Ground was recently broken at a new facility in North Salt Lake, Utah which will be converting food waste to energy. Roughly a third of all food produced annually is thrown away or wasted every year, and most of it usually just ends up in landfills. In fact, the Food and Agriculture Organization of the United Nations says around 1.3 billion tons of food is landfilled a year, meaning there is a large untapped reservoir of potential energy sitting around in landfills.
“We don’t really see that. We handle our waste kind of secretly — it goes out the back door. But we needed a place for that stuff to go,” said president of ALPRO Energy and Water, Bruce Alder.
ALPRO Energy and Water is partnering with South Davis Sewer District to build the first anaerobic digester in Utah’s history.
“Everywhere we looked, we found more waste. There is a real need to divert and process these organic wastes that are now being thrown away and put in a landfill, to a better and more sustainable use,” Alder said.
The Wasatch Resource Recovery facility will convert organic material such as food and beverage waste into renewable natural gas, via the biological process of anaerobic digestion. Once the facility becomes operational in 2018 it will divert around 360 tons of solid waste from landfills a day.
“Our available land is too scarce and too beneficial to other uses to be used to store and bury waste and organic material,” said Alder.
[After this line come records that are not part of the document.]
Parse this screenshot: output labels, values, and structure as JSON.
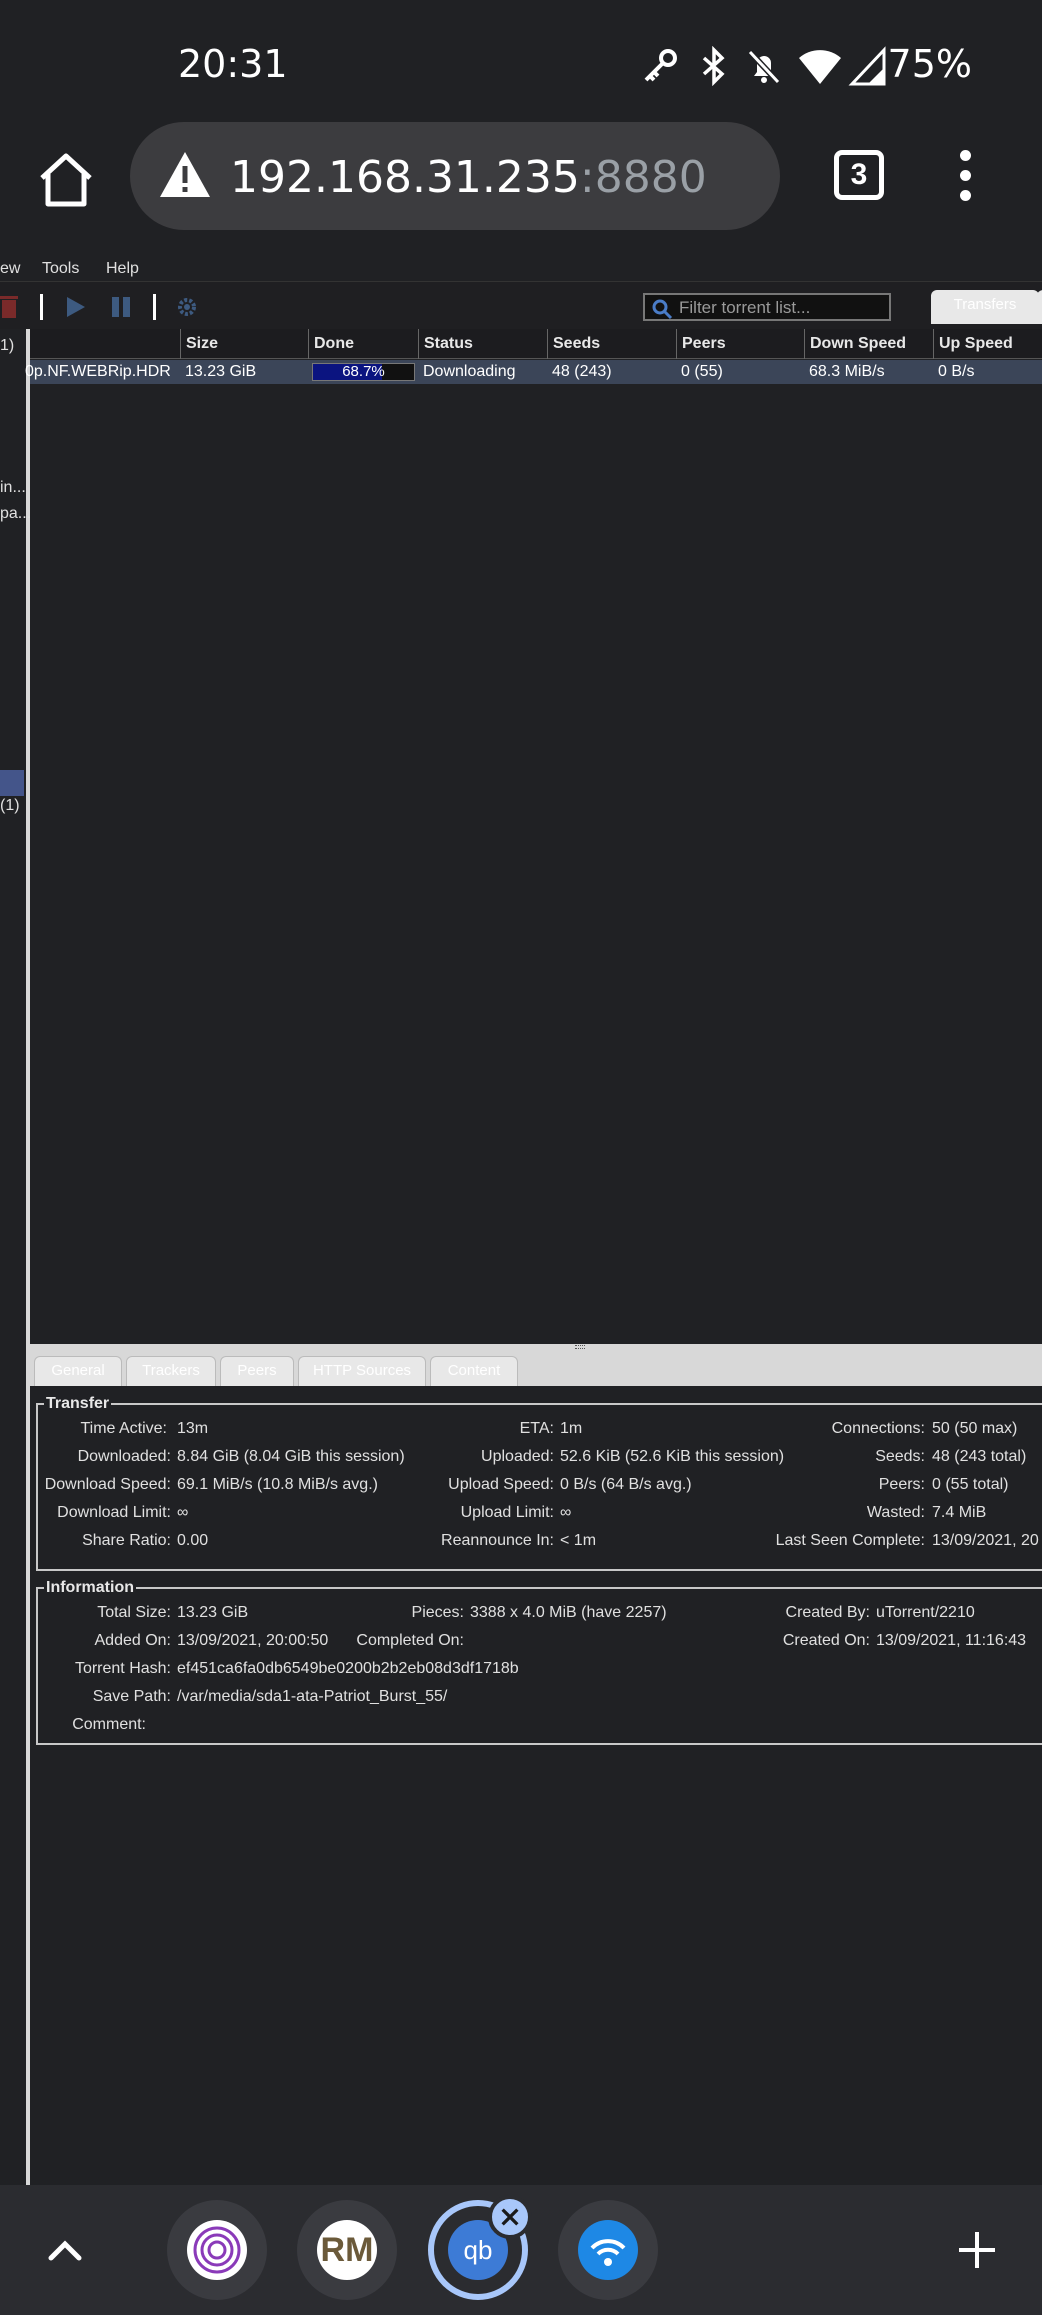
{
  "status_bar": {
    "time": "20:31",
    "battery": "75%"
  },
  "browser": {
    "url_host": "192.168.31.235",
    "url_port": ":8880",
    "tab_count": "3"
  },
  "menubar": {
    "items": [
      "ew",
      "Tools",
      "Help"
    ]
  },
  "filter": {
    "placeholder": "Filter torrent list..."
  },
  "top_tab": {
    "label": "Transfers"
  },
  "sidebar": {
    "labels": [
      "1)",
      "in...",
      "pa...",
      "(1)"
    ]
  },
  "torrent_table": {
    "headers": [
      "Size",
      "Done",
      "Status",
      "Seeds",
      "Peers",
      "Down Speed",
      "Up Speed"
    ],
    "row": {
      "name": "0p.NF.WEBRip.HDR....",
      "size": "13.23 GiB",
      "done": "68.7%",
      "progress": 0.687,
      "status": "Downloading",
      "seeds": "48 (243)",
      "peers": "0 (55)",
      "down_speed": "68.3 MiB/s",
      "up_speed": "0 B/s"
    }
  },
  "properties": {
    "tabs": [
      "General",
      "Trackers",
      "Peers",
      "HTTP Sources",
      "Content"
    ],
    "transfer": {
      "legend": "Transfer",
      "time_active_label": "Time Active:",
      "time_active": "13m",
      "eta_label": "ETA:",
      "eta": "1m",
      "connections_label": "Connections:",
      "connections": "50 (50 max)",
      "downloaded_label": "Downloaded:",
      "downloaded": "8.84 GiB (8.04 GiB this session)",
      "uploaded_label": "Uploaded:",
      "uploaded": "52.6 KiB (52.6 KiB this session)",
      "seeds_label": "Seeds:",
      "seeds": "48 (243 total)",
      "download_speed_label": "Download Speed:",
      "download_speed": "69.1 MiB/s (10.8 MiB/s avg.)",
      "upload_speed_label": "Upload Speed:",
      "upload_speed": "0 B/s (64 B/s avg.)",
      "peers_label": "Peers:",
      "peers": "0 (55 total)",
      "download_limit_label": "Download Limit:",
      "download_limit": "∞",
      "upload_limit_label": "Upload Limit:",
      "upload_limit": "∞",
      "wasted_label": "Wasted:",
      "wasted": "7.4 MiB",
      "share_ratio_label": "Share Ratio:",
      "share_ratio": "0.00",
      "reannounce_label": "Reannounce In:",
      "reannounce": "< 1m",
      "last_seen_label": "Last Seen Complete:",
      "last_seen": "13/09/2021, 20"
    },
    "information": {
      "legend": "Information",
      "total_size_label": "Total Size:",
      "total_size": "13.23 GiB",
      "pieces_label": "Pieces:",
      "pieces": "3388 x 4.0 MiB (have 2257)",
      "created_by_label": "Created By:",
      "created_by": "uTorrent/2210",
      "added_on_label": "Added On:",
      "added_on": "13/09/2021, 20:00:50",
      "completed_on_label": "Completed On:",
      "completed_on": "",
      "created_on_label": "Created On:",
      "created_on": "13/09/2021, 11:16:43",
      "hash_label": "Torrent Hash:",
      "hash": "ef451ca6fa0db6549be0200b2b2eb08d3df1718b",
      "save_path_label": "Save Path:",
      "save_path": "/var/media/sda1-ata-Patriot_Burst_55/",
      "comment_label": "Comment:",
      "comment": ""
    }
  },
  "bubbles": {
    "rm_label": "RM",
    "qb_label": "qb"
  },
  "colors": {
    "accent": "#a8c7fa",
    "row_selected": "#3b4558",
    "progress_fill": "#0b1480"
  }
}
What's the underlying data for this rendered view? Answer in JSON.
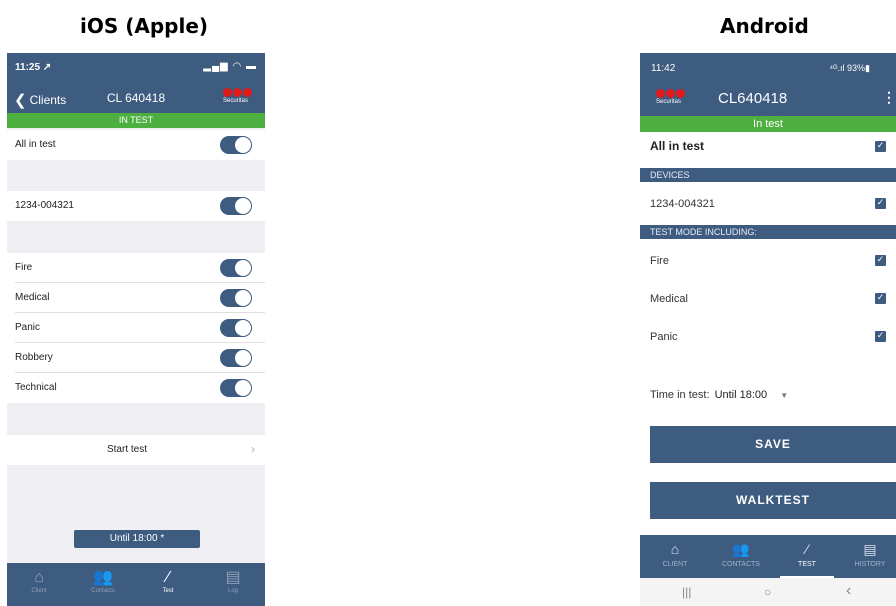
{
  "headings": {
    "ios": "iOS (Apple)",
    "android": "Android"
  },
  "ios": {
    "status_time": "11:25 ↗",
    "status_icons": "▂▄▆ ◠ ▬",
    "back_label": "Clients",
    "title": "CL 640418",
    "logo_text": "Securitas",
    "banner": "IN TEST",
    "all_in_test": "All in test",
    "device": "1234-004321",
    "alarms": [
      "Fire",
      "Medical",
      "Panic",
      "Robbery",
      "Technical"
    ],
    "start_test": "Start test",
    "until": "Until 18:00 *",
    "tabs": [
      {
        "icon": "home-icon",
        "glyph": "⌂",
        "label": "Client"
      },
      {
        "icon": "contacts-icon",
        "glyph": "👥",
        "label": "Contacts"
      },
      {
        "icon": "test-icon",
        "glyph": "⁄",
        "label": "Test"
      },
      {
        "icon": "log-icon",
        "glyph": "▤",
        "label": "Log"
      }
    ]
  },
  "android": {
    "status_time": "11:42",
    "status_right": "⁴ᴳ.ıl 93%▮",
    "logo_text": "Securitas",
    "title": "CL640418",
    "menu_glyph": "⋮",
    "banner": "In test",
    "all_in_test": "All in test",
    "devices_header": "DEVICES",
    "device": "1234-004321",
    "test_mode_header": "TEST MODE INCLUDING:",
    "alarms": [
      "Fire",
      "Medical",
      "Panic"
    ],
    "time_label": "Time in test:",
    "time_value": "Until 18:00",
    "save": "SAVE",
    "walktest": "WALKTEST",
    "tabs": [
      {
        "icon": "home-icon",
        "glyph": "⌂",
        "label": "CLIENT"
      },
      {
        "icon": "contacts-icon",
        "glyph": "👥",
        "label": "CONTACTS"
      },
      {
        "icon": "test-icon",
        "glyph": "⁄",
        "label": "TEST"
      },
      {
        "icon": "history-icon",
        "glyph": "▤",
        "label": "HISTORY"
      }
    ],
    "nav": {
      "recents": "|||",
      "home": "○",
      "back": "‹"
    }
  },
  "colors": {
    "brand_blue": "#3e5b80",
    "status_green": "#4caf3f",
    "logo_red": "#e2191a"
  }
}
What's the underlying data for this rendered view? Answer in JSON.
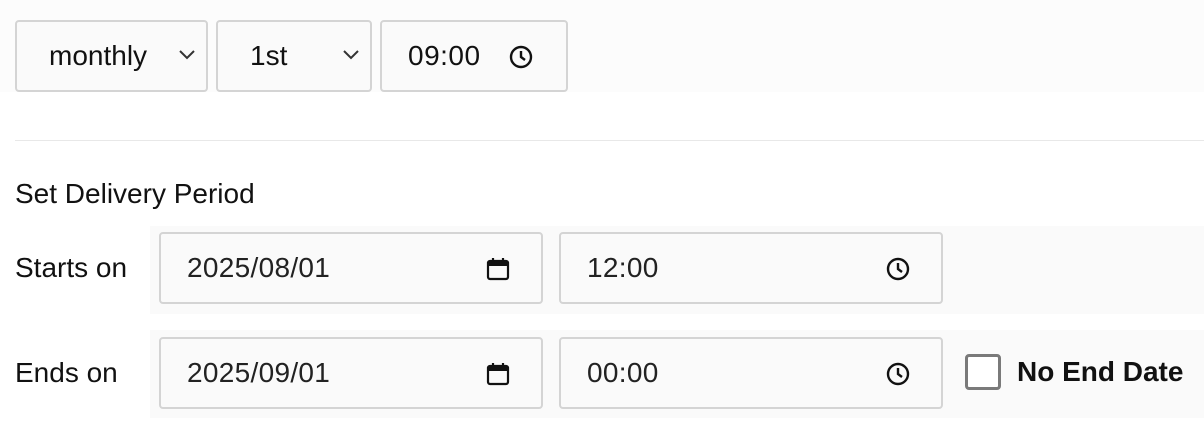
{
  "schedule": {
    "frequency": {
      "selected": "monthly"
    },
    "day": {
      "selected": "1st"
    },
    "time": {
      "value": "09:00"
    }
  },
  "delivery_period": {
    "title": "Set Delivery Period",
    "starts": {
      "label": "Starts on",
      "date": "2025/08/01",
      "time": "12:00"
    },
    "ends": {
      "label": "Ends on",
      "date": "2025/09/01",
      "time": "00:00"
    },
    "no_end_date": {
      "label": "No End Date",
      "checked": false
    }
  },
  "icons": {
    "dropdown": "chevron-down-icon",
    "clock": "clock-icon",
    "calendar": "calendar-icon"
  }
}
The digester will break down the disposed food and converts the methane into natural gas, which will then run down a pipeline.
“We can do all the stuff that a typical composter can’t do, like the meat, bones, dairy, oil, sugar. We can take all of that,” said sustainability manager for Wasatch Resource Recovery, Morgan Bowerman.
According to Bowerman, multiple businesses and restaurants have already signed contracts to ship their food waste to the resource recovery facility. The multiple businesses will be able to pay a third of the cost of landfill fees to send the large quantities of food waste to the digester, giving them an incentive to participate in the program.